The business of insurance isn’t the only type of exemption from the antitrust laws. There are a few. At The Antitrust Attorney Blog. we have discussed state-action immunity quite a bit (as suing state and local governments under the antitrust laws is a favorite topic of mine). And the US Supreme Court is presenting reviewing a state-action immunity case (NC Board of Dental Examiners v. FTC ). The courts disfavor these exemptions and interpret them narrowly.
But back to the insurance-business exemption and The McCarran-Ferguson Act. Do you notice that I keep calling it the “business of insurance” exemption and not the insurance-company exemption? That is because the courts don’t just exempt insurance companies from antitrust scrutiny. No, the exemption only applies to the business of insurance and in certain circumstances.
Below are the basic elements a defendant must satisfy to invoke the McCarran-Ferguson Act:
- The conduct in question must be regulated by the state or states.
- The conduct must qualify as the business of insurance—the business of insurers is not sufficient.
- The conduct must not consist of a group boycott or related form of coercion.
Each of these elements, in turn, has its own requirements, case law, and doctrinal development. The most interesting of the three elements is
how to define the business of insurance.
To determine whether conduct qualifies as the “business of insurance,” courts examine whether the conduct includes the following three components:
- The conduct must be concerned with transferring or spreading the risks of policyholders;
- It must be an integral part of the policy relationship between an insured and its insurer; and
- It must concern entities within the insurance industry itself.

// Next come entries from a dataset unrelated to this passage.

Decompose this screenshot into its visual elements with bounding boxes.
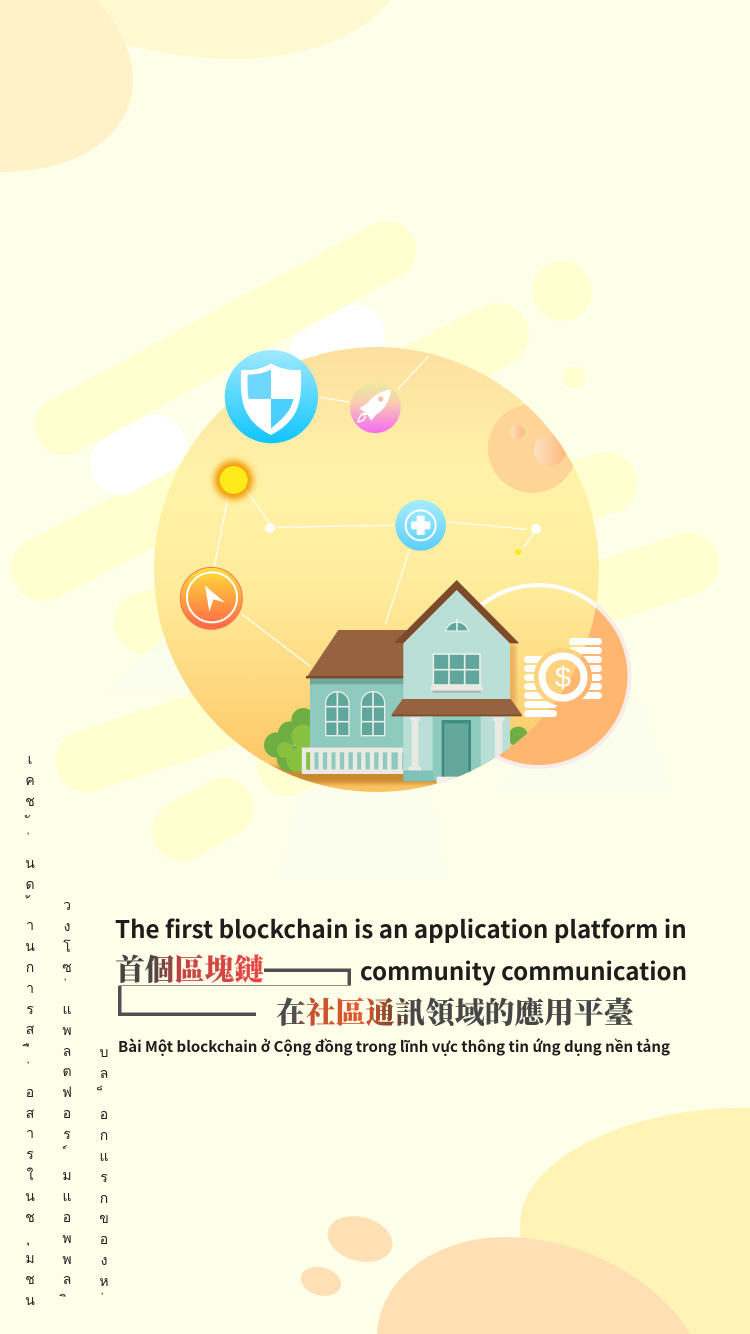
Thai vertical column 2: ว xyxy=(63,899,71,914)
bottom blobs xyxy=(297,1108,750,1334)
coins: $ xyxy=(555,662,571,694)
Thai vertical column 2: พ xyxy=(62,1253,72,1268)
Thai vertical column 3: ก xyxy=(100,1192,108,1207)
Thai vertical column 2: แ xyxy=(62,1003,72,1018)
left wing xyxy=(306,630,407,773)
Thai vertical column 1: เ xyxy=(28,753,32,768)
icon: plus xyxy=(395,500,446,551)
Thai vertical column 1: น xyxy=(25,857,35,872)
Thai vertical column 3: ง xyxy=(101,1254,107,1269)
small pale circles xyxy=(532,261,592,388)
Thai vertical column 3: บ xyxy=(100,1046,108,1061)
Thai vertical column 3: ล xyxy=(100,1067,108,1082)
Thai vertical column 1: อ xyxy=(26,1086,34,1101)
Thai vertical column 1: ส xyxy=(26,1023,34,1038)
Thai vertical column 1: า xyxy=(26,919,34,934)
Thai vertical column 3: ห xyxy=(99,1275,109,1290)
Thai vertical column 2: อ xyxy=(63,1211,71,1226)
Thai vertical column 3: แ xyxy=(99,1150,109,1165)
coin disc xyxy=(448,585,630,767)
Thai vertical column 2: แ xyxy=(62,1190,72,1205)
Thai vertical column 1: ด xyxy=(25,878,35,893)
Thai vertical column 3: อ xyxy=(100,1108,108,1123)
Thai vertical column 2: ต xyxy=(62,1065,72,1080)
main window xyxy=(431,654,483,693)
Vietnamese subtitle: Bài Một blockchain ở Cộng đồng trong lĩnh vực thông tin ứng dụng nền tảng xyxy=(118,1036,670,1057)
Thai vertical column 1: ก xyxy=(26,961,34,976)
Thai vertical column 1: ร xyxy=(26,1003,34,1018)
Thai vertical column 1: ใ xyxy=(27,1169,33,1184)
bushes xyxy=(264,708,528,772)
Thai vertical column 1: น xyxy=(25,1190,35,1205)
coin ring xyxy=(448,585,630,767)
Thai vertical column 1: น xyxy=(25,1294,35,1309)
Thai vertical column 1: า xyxy=(26,982,34,997)
diagonal stripes xyxy=(43,250,688,831)
Thai vertical column 3: อ xyxy=(100,1233,108,1248)
main circle xyxy=(154,347,599,792)
Thai vertical column 3: ก xyxy=(100,1129,108,1144)
Thai vertical column 3 xyxy=(96,1046,109,1294)
Thai vertical column 2: ม xyxy=(62,1169,72,1184)
Thai vertical column 1: ส xyxy=(26,1107,34,1122)
Thai vertical column 3: ข xyxy=(99,1212,109,1227)
arched windows xyxy=(326,692,385,736)
Thai vertical column 1: ช xyxy=(25,1211,35,1226)
network dots xyxy=(265,523,541,555)
porch xyxy=(392,699,522,783)
Chinese heading part 2: 在社區通訊領域的應用平臺 xyxy=(276,997,634,1030)
Thai vertical column 1: ร xyxy=(26,1148,34,1163)
Thai vertical column 1: น xyxy=(25,940,35,955)
icon: shield xyxy=(225,350,318,443)
wall shadow xyxy=(510,644,518,706)
railing xyxy=(302,748,403,774)
house xyxy=(260,580,528,783)
Thai vertical column 3: ร xyxy=(100,1171,108,1186)
planet xyxy=(488,404,577,493)
ground shadow xyxy=(260,767,447,783)
top blobs xyxy=(0,0,390,172)
Thai vertical column 1: ช xyxy=(25,795,35,810)
English heading line 2: community communication xyxy=(360,952,687,987)
Thai vertical column 2: ร xyxy=(63,1128,71,1143)
English heading line 1: The first blockchain is an application platform in xyxy=(115,910,687,945)
Thai vertical column 2: ล xyxy=(63,1273,71,1288)
Thai vertical column 2: พ xyxy=(62,1024,72,1039)
Thai vertical column 2: พ xyxy=(62,1232,72,1247)
icon: compass xyxy=(180,567,242,629)
Thai vertical column 1: า xyxy=(26,1127,34,1142)
Thai vertical column 2: โ xyxy=(63,941,71,956)
icon: rocket xyxy=(350,382,401,433)
Thai vertical column 2: ฟ xyxy=(62,1086,72,1101)
right wing xyxy=(394,580,519,699)
Thai vertical column 1: ค xyxy=(25,774,35,789)
Thai vertical column 1 xyxy=(22,753,35,1309)
Thai vertical column 1: ช xyxy=(25,1273,35,1288)
connector lines xyxy=(214,356,533,666)
Thai vertical column 2: ง xyxy=(64,920,70,935)
faint triangles xyxy=(105,610,670,880)
network icons xyxy=(180,350,541,666)
icon: sun xyxy=(214,461,253,499)
bracket lines xyxy=(118,968,351,1016)
Thai vertical column 2: ล xyxy=(63,1045,71,1060)
Thai vertical column 2 xyxy=(59,899,72,1297)
Thai vertical column 1: ม xyxy=(25,1252,35,1267)
coins xyxy=(524,638,602,717)
Chinese heading part 1: 首個區塊鏈 xyxy=(115,954,264,987)
Thai vertical column 2: ซ xyxy=(62,961,72,976)
Thai vertical column 2: อ xyxy=(63,1107,71,1122)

So if a defendant can show that the challenged conduct is related to an insurance relationship within the insurance industry involving the spreading of policyholders’ risks, there is a good chance that a court will hold that it is the business of insurance. And if the defendant isn’t engaging in a group boycott and the insurance business in question is regulated by the states, the federal antitrust laws probably won’t apply.
Of course, like everything else related to antitrust law, there are plenty of exceptions and nuances, so you should contact an antitrust lawyer if you really need to know whether the antitrust laws are likely to apply—or if you’ve been sued or are about to sue.

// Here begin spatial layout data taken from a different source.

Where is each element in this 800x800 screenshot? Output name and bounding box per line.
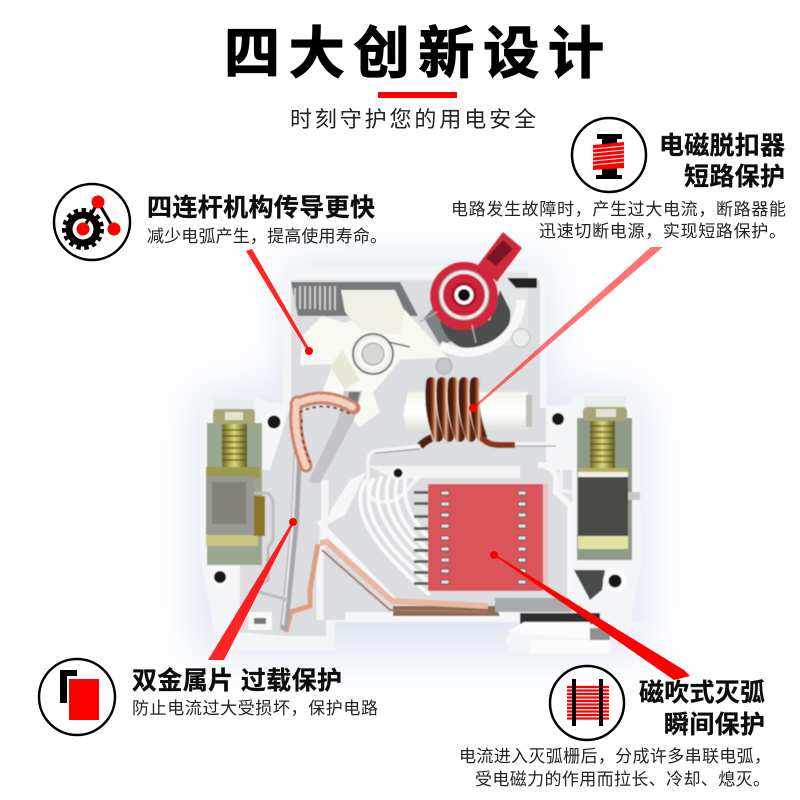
red toggle knob bbox=[420, 232, 522, 343]
pointer: bimetal bbox=[208, 518, 297, 660]
screw boss bbox=[512, 329, 530, 347]
main pivot spring bbox=[353, 334, 410, 374]
left terminal bbox=[206, 399, 288, 630]
heading: 四连杆机构传导更快 bbox=[147, 194, 375, 222]
icon: coil bbox=[572, 118, 646, 192]
description: 防止电流过大受损坏，保护电路 bbox=[132, 699, 378, 718]
arc chute white fins bbox=[360, 476, 436, 595]
description: 电流进入灭弧栅后，分成许多串联电弧， bbox=[459, 747, 771, 766]
panel: four-bar linkage bbox=[54, 184, 387, 260]
pointer: coil bbox=[469, 247, 663, 412]
description: 迅速切断电源，实现短路保护。 bbox=[539, 222, 786, 241]
screw hole right bbox=[548, 409, 568, 429]
description bbox=[459, 747, 771, 789]
silver coil wire bbox=[368, 444, 580, 502]
bottom channel bbox=[393, 606, 500, 616]
breaker photo illustration bbox=[200, 232, 650, 653]
icon: arc grid bbox=[550, 666, 624, 740]
panel: electromagnetic trip bbox=[451, 118, 786, 241]
description bbox=[451, 200, 786, 241]
heading: 磁吹式灭弧 bbox=[639, 679, 765, 707]
subheading: 短路保护 bbox=[684, 163, 785, 191]
right wall bbox=[538, 465, 590, 615]
bobbin bbox=[403, 392, 528, 434]
panel: magnetic arc extinguishing bbox=[459, 666, 771, 789]
copper braid bbox=[296, 398, 354, 466]
copper bimetal strip bbox=[320, 542, 488, 606]
pointer lines bbox=[208, 247, 690, 680]
white arc around knob bbox=[470, 272, 528, 345]
title: 四大创新设计 bbox=[224, 22, 604, 85]
description: 电路发生故障时，产生过大电流，断路器能 bbox=[451, 200, 786, 219]
silver moving contact bbox=[308, 391, 362, 483]
right terminal bbox=[574, 396, 640, 600]
interior cavity bbox=[240, 280, 572, 636]
description: 减少电弧产生，提高使用寿命。 bbox=[147, 226, 387, 246]
description: 受电磁力的作用而拉长、冷却、熄灭。 bbox=[475, 770, 770, 789]
springs bbox=[295, 286, 391, 318]
icon: gear and links bbox=[54, 184, 130, 260]
housing bbox=[200, 266, 650, 653]
din rail clip bbox=[520, 613, 600, 624]
red arc-chute plate bbox=[414, 484, 548, 591]
bimetal silver strip bbox=[284, 450, 298, 630]
panel: bimetal overload bbox=[39, 659, 378, 735]
pointer: linkage bbox=[246, 249, 313, 355]
subheading: 瞬间保护 bbox=[664, 711, 765, 739]
heading: 双金属片 过载保护 bbox=[132, 667, 342, 695]
icon: bimetal sheets bbox=[39, 659, 115, 735]
subtitle: 时刻守护您的用电安全 bbox=[290, 107, 536, 132]
copper coil bbox=[430, 382, 482, 437]
heading: 电磁脱扣器 bbox=[659, 132, 785, 160]
background glow bbox=[195, 262, 645, 655]
upper dark mechanism well bbox=[291, 282, 418, 316]
pointer: arc chute bbox=[490, 551, 690, 680]
white mechanism linkage bbox=[300, 310, 447, 427]
title underline bbox=[378, 92, 457, 98]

For some reason, insurance has a reputation as rather dull. And, I suppose, if you are dealing with surface insurance issues or reading policies, it might seem dull. But I have quite a bit of antitrust experience involving the insurance industry—including In re Insurance Brokerage Antitrust Litigation —and I can tell you that from an economic and business standpoint, it is quite fascinating.
Insurance markets are some of the most interesting and complex markets out there. Risk is something that everyone thinks about on the surface, but very few people think about deeply. But that is a topic is a blog post (or a book) by itself, so I better stop here.